Ironically, the story comes just one day after news reports of EPA’s $500,000 grant to NJ for climate change research, see:

My guess is that EPA Region 2 Administrator Enck and Bergen Record reporter Jim O’Neill are both feeling pretty embarrassed right now – Gov. Christie’s DEP just told EPA to pound sand the day after they were on a very different page.

But thankfully, Tom Johnson did not buy the Christie DEP spin and held them accountable to a terrible record on climate:

Nevertheless, the state still has a long way to go to achieve an 80 percent reduction in greenhouse-gas emissions by 2050, a target set by a law passed by the Legislature under the Corzine administration. To reach that goal, the state identified three primary programs for reducing emissions: the state’s new Energy Master Plan; a program to promote cleaner-running vehicles in New Jersey; and participation in a regional initiative to reduce greenhouse-gas emissions from power plants.

The Christie administration pulled out of the regional initiative, and efforts to promote cleaner and zero-emission vehicles have been spotty at best. As for the Energy Master Plan, some of its initiatives to produce cleaner electricity are stuck in neutral, particularly a plan to promote offshore wind along the coast of New Jersey.

Tom could have mentioned a lot more, like diverting over $1 billion in Clean Energy Fund to pay for corporate tax cuts and using the Energy Master Plan to reduce efficiency and renewable energy goals, and promote new fossil plants and pipeline infrastructure.

Despite this horrible record, the Christie DEP had the audacity to take credit for reducing greenhouse gas emissions by 33%:

In New Jersey, the Christie administration argues it is ahead of the proposed reductions the EPA is calling for, saying it has cut carbon dioxide emissions — a primary component of global warming — by 33 percent, more than the 30 percent target the federal agency has set as the 2030 goal for the entire nation.

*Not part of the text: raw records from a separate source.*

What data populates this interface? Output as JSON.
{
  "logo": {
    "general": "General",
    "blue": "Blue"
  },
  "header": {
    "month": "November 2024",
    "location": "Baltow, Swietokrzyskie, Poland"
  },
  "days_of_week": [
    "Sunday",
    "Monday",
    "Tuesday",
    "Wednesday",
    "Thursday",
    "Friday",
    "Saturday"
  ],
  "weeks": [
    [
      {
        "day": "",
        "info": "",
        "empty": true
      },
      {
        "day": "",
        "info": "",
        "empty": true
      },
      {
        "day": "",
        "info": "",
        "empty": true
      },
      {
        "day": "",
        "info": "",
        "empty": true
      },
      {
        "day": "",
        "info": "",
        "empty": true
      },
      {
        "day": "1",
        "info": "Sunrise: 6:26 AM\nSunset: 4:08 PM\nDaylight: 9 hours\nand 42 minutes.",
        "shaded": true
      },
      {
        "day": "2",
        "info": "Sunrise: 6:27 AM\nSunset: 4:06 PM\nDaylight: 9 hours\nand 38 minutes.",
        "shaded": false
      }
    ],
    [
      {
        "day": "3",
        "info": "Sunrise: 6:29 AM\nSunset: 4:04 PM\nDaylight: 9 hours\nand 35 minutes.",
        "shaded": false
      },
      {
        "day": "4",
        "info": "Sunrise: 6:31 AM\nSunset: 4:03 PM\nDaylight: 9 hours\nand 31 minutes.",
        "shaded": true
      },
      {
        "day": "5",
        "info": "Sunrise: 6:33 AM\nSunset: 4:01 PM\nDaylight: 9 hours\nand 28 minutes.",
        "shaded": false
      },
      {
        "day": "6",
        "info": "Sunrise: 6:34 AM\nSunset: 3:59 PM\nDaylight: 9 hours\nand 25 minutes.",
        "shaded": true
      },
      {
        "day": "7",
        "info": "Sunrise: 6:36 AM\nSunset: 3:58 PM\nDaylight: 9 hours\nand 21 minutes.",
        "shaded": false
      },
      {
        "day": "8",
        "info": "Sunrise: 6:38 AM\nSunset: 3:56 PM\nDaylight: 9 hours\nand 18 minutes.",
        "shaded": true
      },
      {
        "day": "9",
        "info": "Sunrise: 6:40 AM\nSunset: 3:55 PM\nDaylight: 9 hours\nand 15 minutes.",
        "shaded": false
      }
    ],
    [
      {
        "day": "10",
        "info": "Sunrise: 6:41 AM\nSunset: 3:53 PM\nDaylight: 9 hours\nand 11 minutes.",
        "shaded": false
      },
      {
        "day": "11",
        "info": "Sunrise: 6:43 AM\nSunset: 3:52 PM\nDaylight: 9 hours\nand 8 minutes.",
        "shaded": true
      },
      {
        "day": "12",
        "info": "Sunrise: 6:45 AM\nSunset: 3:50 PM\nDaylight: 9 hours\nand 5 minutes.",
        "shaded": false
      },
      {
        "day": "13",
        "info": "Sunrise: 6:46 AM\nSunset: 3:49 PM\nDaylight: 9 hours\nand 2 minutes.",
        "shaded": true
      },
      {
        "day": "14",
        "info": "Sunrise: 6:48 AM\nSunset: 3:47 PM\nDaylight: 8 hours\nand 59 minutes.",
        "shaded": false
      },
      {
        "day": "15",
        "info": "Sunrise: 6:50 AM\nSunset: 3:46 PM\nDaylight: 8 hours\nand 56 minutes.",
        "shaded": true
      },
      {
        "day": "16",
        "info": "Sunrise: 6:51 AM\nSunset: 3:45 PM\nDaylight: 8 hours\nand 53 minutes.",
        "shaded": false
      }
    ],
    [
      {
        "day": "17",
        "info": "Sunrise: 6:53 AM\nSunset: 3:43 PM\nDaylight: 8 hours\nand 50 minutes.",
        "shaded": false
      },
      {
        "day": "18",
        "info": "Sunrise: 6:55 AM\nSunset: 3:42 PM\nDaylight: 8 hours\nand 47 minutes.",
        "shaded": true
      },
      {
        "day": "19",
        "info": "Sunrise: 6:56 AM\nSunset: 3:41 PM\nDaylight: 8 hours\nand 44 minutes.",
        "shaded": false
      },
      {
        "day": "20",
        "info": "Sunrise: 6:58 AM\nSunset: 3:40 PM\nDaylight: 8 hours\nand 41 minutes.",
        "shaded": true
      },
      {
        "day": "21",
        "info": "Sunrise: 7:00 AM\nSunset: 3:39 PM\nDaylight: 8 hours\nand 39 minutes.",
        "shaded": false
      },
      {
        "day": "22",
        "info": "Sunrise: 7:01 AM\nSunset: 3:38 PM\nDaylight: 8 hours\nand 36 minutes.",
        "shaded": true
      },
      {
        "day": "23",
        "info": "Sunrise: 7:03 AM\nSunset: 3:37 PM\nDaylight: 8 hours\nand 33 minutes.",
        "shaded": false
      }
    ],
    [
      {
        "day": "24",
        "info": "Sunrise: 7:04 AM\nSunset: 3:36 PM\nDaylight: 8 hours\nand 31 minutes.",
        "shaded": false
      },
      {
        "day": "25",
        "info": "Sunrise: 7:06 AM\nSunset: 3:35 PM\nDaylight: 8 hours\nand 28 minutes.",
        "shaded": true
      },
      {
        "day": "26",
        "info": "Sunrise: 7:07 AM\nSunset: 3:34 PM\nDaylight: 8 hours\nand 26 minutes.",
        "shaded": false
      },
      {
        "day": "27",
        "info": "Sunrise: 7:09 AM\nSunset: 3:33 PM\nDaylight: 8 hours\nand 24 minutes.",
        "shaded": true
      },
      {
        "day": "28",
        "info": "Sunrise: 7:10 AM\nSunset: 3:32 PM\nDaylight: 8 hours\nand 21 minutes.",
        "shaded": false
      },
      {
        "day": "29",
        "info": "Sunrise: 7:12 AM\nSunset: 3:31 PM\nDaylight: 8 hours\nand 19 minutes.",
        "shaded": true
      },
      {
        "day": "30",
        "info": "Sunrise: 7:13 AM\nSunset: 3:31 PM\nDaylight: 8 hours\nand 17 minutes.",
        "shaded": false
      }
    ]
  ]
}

The Christie administration has done NOTHING to reduce GHG emissions.

The alleged 33% reduction is as result of economic recession; fuel switching to natural gas (with questionable assumptions about lifecycle GHG emissions from gas); and efficiency and renewable energy plans and programs put in place BEFORE the Christie Administration started dismantling all climate initiatives and promoting fossil energy in the new Energy Master Plan.

If anything, the Obama EPA rule sets the bar far to low on emissions reductions and it gives states far too much power and control in the design and implementation of the emissions reduction program.

The 40+ year history of the Clean Air Act SIP process demonstrates that State’s rarely if ever make timely and sincere efforts.

As I’ve written, the SIP process is technocratic, captured by polluters, and actively hostile to the activism required to make real deep emissions cuts and accelerate the change to a low carbon economy.

And politically, Jeff Tittel gets it right – this is another example in a growing list, where Gov. Christie is appeasing corporate campaign funders and putting his national political ambitions above good public policy and the best interests of NJ.